The album features selections of the show’s original music composed by Dominik Scherrer who has worked on The Missing, Primeval, Ripper Street, The Widow, and Requiem.
The Serpent is developed by Tom Shankland & Richard Warlow and stars Tahar Ramin, Jenna Coleman, Billy Howle, Mathilde Warnier, Ellie Bamber, Alice Englert, Gregoire Isvarine, Sahajak Boonthanakit and Fabien Frankel. The 8-part drama tells the true story of Charles Sobhraj, a murderer, thief and seductive master of disguise, who was the the chief suspect in the unsolved murders of up to 20 young Western travelers on Asia’s hippie trail in the mid-70s.
The Mammoth Screen production currently airs in the UK every Sunday night on BBC One and will premiere worldwide on Netflix later this year.
“This is a real story: a very fascinating one, but also an extremely disturbing and frightening one.
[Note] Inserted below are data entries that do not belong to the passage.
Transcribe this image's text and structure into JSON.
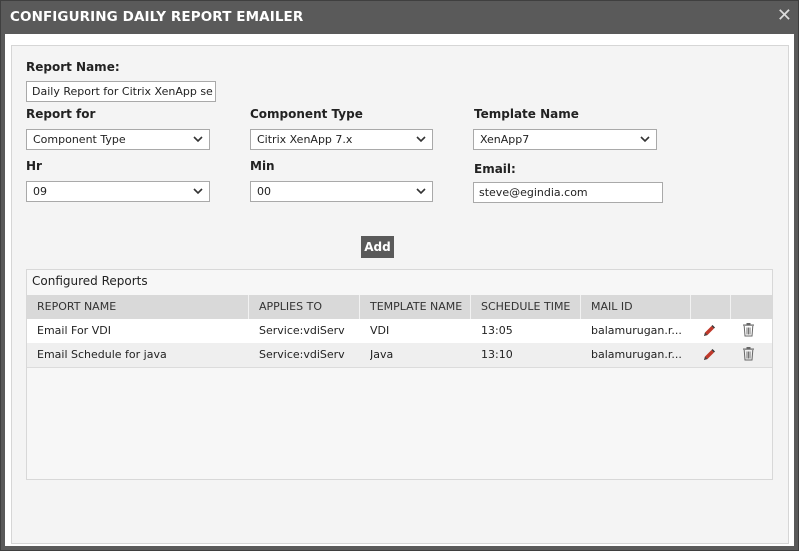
{
  "dialog": {
    "title": "CONFIGURING DAILY REPORT EMAILER",
    "close_label": "✕"
  },
  "form": {
    "report_name_label": "Report Name:",
    "report_name_value": "Daily Report for Citrix XenApp se",
    "report_for_label": "Report for",
    "report_for_value": "Component Type",
    "component_type_label": "Component Type",
    "component_type_value": "Citrix XenApp 7.x",
    "template_name_label": "Template Name",
    "template_name_value": "XenApp7",
    "hr_label": "Hr",
    "hr_value": "09",
    "min_label": "Min",
    "min_value": "00",
    "email_label": "Email:",
    "email_value": "steve@egindia.com",
    "add_label": "Add"
  },
  "configured_reports": {
    "caption": "Configured Reports",
    "columns": [
      "REPORT NAME",
      "APPLIES TO",
      "TEMPLATE NAME",
      "SCHEDULE TIME",
      "MAIL ID"
    ],
    "rows": [
      {
        "report_name": "Email For VDI",
        "applies_to": "Service:vdiServ",
        "template_name": "VDI",
        "schedule_time": "13:05",
        "mail_id": "balamurugan.r..."
      },
      {
        "report_name": "Email Schedule for java",
        "applies_to": "Service:vdiServ",
        "template_name": "Java",
        "schedule_time": "13:10",
        "mail_id": "balamurugan.r..."
      }
    ],
    "row_icons": [
      "pencil-icon",
      "trash-icon"
    ]
  },
  "colors": {
    "titlebar": "#5a5a5a",
    "panel": "#f4f4f4",
    "header_row": "#d9d9d9",
    "edit_icon": "#c0392b"
  }
}
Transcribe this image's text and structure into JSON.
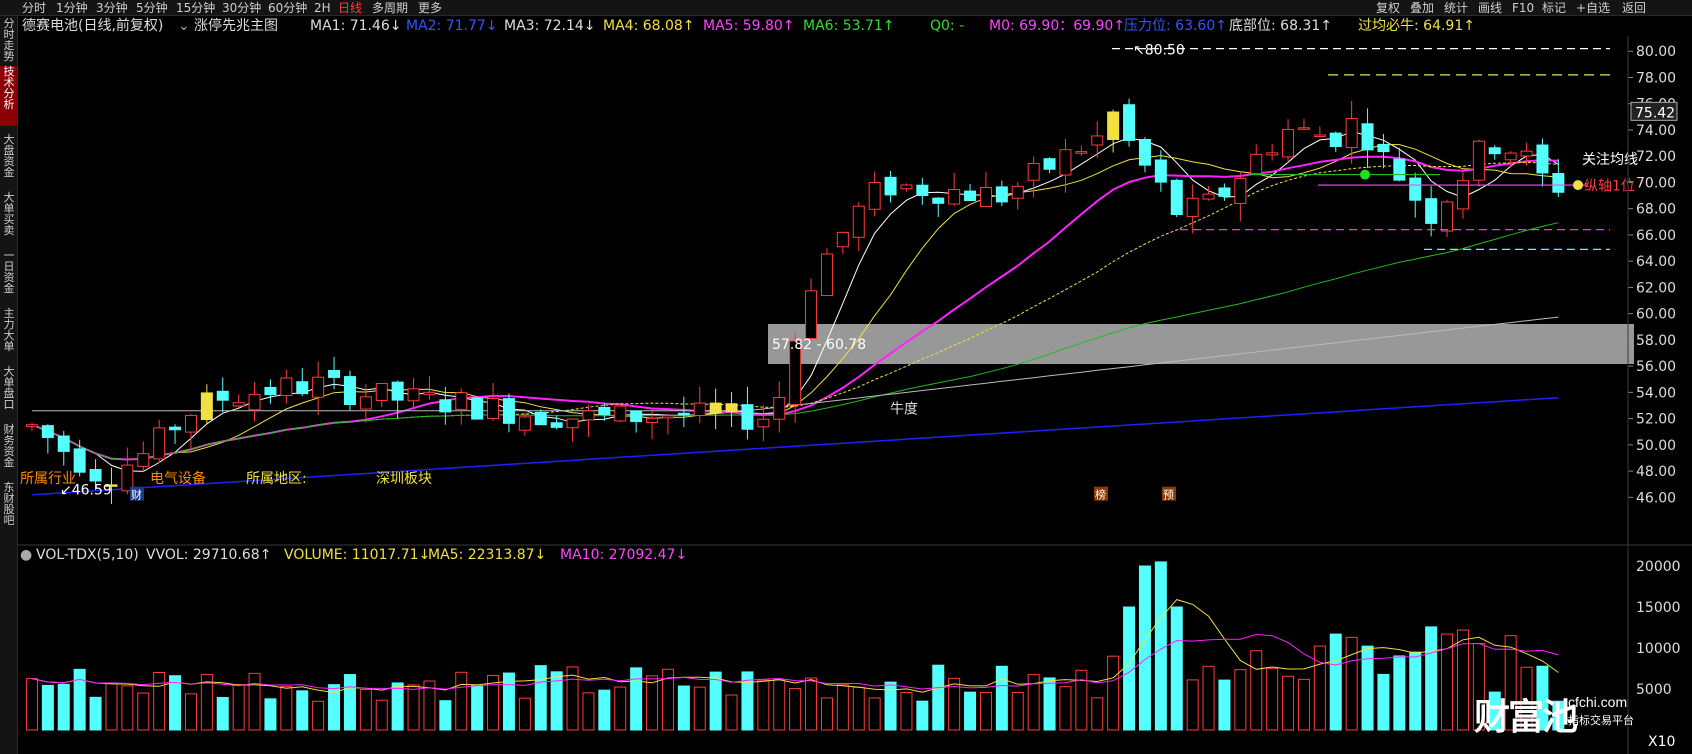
{
  "toolbar": {
    "timeframes": [
      "分时",
      "1分钟",
      "3分钟",
      "5分钟",
      "15分钟",
      "30分钟",
      "60分钟",
      "2H",
      "日线",
      "多周期",
      "更多"
    ],
    "active_timeframe": "日线",
    "right_items": [
      "复权",
      "叠加",
      "统计",
      "画线",
      "F10",
      "标记",
      "+自选",
      "返回"
    ]
  },
  "sidebar": {
    "items": [
      "分时走势",
      "技术分析",
      "大盘资金",
      "大单买卖",
      "一日资金",
      "主力大单",
      "大单盘口",
      "财务资金",
      "东财股吧"
    ],
    "active": "技术分析"
  },
  "info": {
    "stock": "德赛电池(日线,前复权)",
    "indicator": "涨停先兆主图",
    "ma1": "MA1: 71.46↓",
    "ma2": "MA2: 71.77↓",
    "ma3": "MA3: 72.14↓",
    "ma4": "MA4: 68.08↑",
    "ma5": "MA5: 59.80↑",
    "ma6": "MA6: 53.71↑",
    "q0": "Q0: -",
    "m0": "M0: 69.90：69.90↑",
    "pressure": "压力位: 63.60↑",
    "bottom": "底部位: 68.31↑",
    "must_rise": "过均必牛: 64.91↑"
  },
  "main_chart": {
    "price_axis": [
      "80.00",
      "78.00",
      "76.00",
      "74.00",
      "72.00",
      "70.00",
      "68.00",
      "66.00",
      "64.00",
      "62.00",
      "60.00",
      "58.00",
      "56.00",
      "54.00",
      "52.00",
      "50.00",
      "48.00",
      "46.00"
    ],
    "current_price": "75.42",
    "annotations": {
      "high": "80.50",
      "low": "46.59",
      "gap": "57.82 - 60.78",
      "niudu": "牛度",
      "focus_line": "关注均线",
      "axis_line": "纵轴1位",
      "industry_label": "所属行业",
      "industry": "电气设备",
      "region_label": "所属地区:",
      "region": "深圳板块",
      "mark_bang": "榜",
      "mark_yu": "预",
      "mark_cai": "财"
    }
  },
  "volume_panel": {
    "title": "VOL-TDX(5,10)",
    "vvol": "VVOL: 29710.68↑",
    "volume": "VOLUME: 11017.71↓",
    "ma5": "MA5: 22313.87↓",
    "ma10": "MA10: 27092.47↓",
    "axis": [
      "20000",
      "15000",
      "10000",
      "5000"
    ],
    "multiplier": "X10"
  },
  "watermark": {
    "brand": "财富池",
    "site": "cfchi.com",
    "tagline": "指标交易平台"
  },
  "colors": {
    "up": "#ff3b3b",
    "down": "#54ffff",
    "ma_white": "#ffffff",
    "ma_yellow": "#f0e040",
    "ma_magenta": "#ff22ff",
    "ma_green": "#22bb22",
    "ma_blue": "#2020ff",
    "band_gray": "#a0a0a0"
  }
}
The victims were real, and some of the characters are still alive. The material needed to be treated with respect and sensationalism avoided,” said composer Dominik Scherrer on his inspiration for scoring the serial killer drama.
Lead director Tom Shankland and I already discussed this project five years ago. It had been in preparation for a long time. In terms of the music, Tom wanted the story to be told through a haze of psychedelic 1970s upheaval: drugs, ruthless politics, the old world order changed,” continued Scherrer.
For a story set in the 70s, it would have been all too easy to resort to cliches such as funky Wah-wah guitars. We wanted the music to live in this tumultuous, cultural restlessness, and to create an environment, where Sobhraj’s brutality could breed, and go undetected for so long.
Charles Sobhraj was an admirer of Nietzsche, dominating and subjugating his victims, as if he saw himself perhaps as the superior ‘Ubermensch’. I was keen to infuse the musical strands with a kind of Zarathustran drive to banish otherworldly values. The young hippies were in search of these otherworldly values, they wanted to explore the teachings of Eastern spirituality, and Sobhraj put a brutal end to their journeys.
In the 1970s, composers like Steve Reich and Philip Glass started to draw influence from Asian music. Their study of southeast Asian music, such as gamelan, on its subsequent influence on Western minimalism was an inspiration for the score of The Serpent. Their music felt forward-thinking, which was important as we wanted to avoid the notion of ‘retro’ throughout the score. ‘Retro’ would have resulted in cosy nostalgia, the opposite of what we wanted.
“Score recording took part in London and Bangkok, where most of the filming took place as well. At Karma Sound Studios, some of the country’s finest singers and instrumentalists played gongs, ranat ek (Thai marimba), phin (Thai mandolin), khaen (Thai harmonica), together with a Western line-up, and myself on piano in the same room. Other solos were simply recorded in Bangkok hotel rooms. The idea was not to pursue ethnic authenticity, but to evoke the aforementioned cultural tumult clashing with the kind of eastern spirituality as explored by George Harrison and John Lennon.”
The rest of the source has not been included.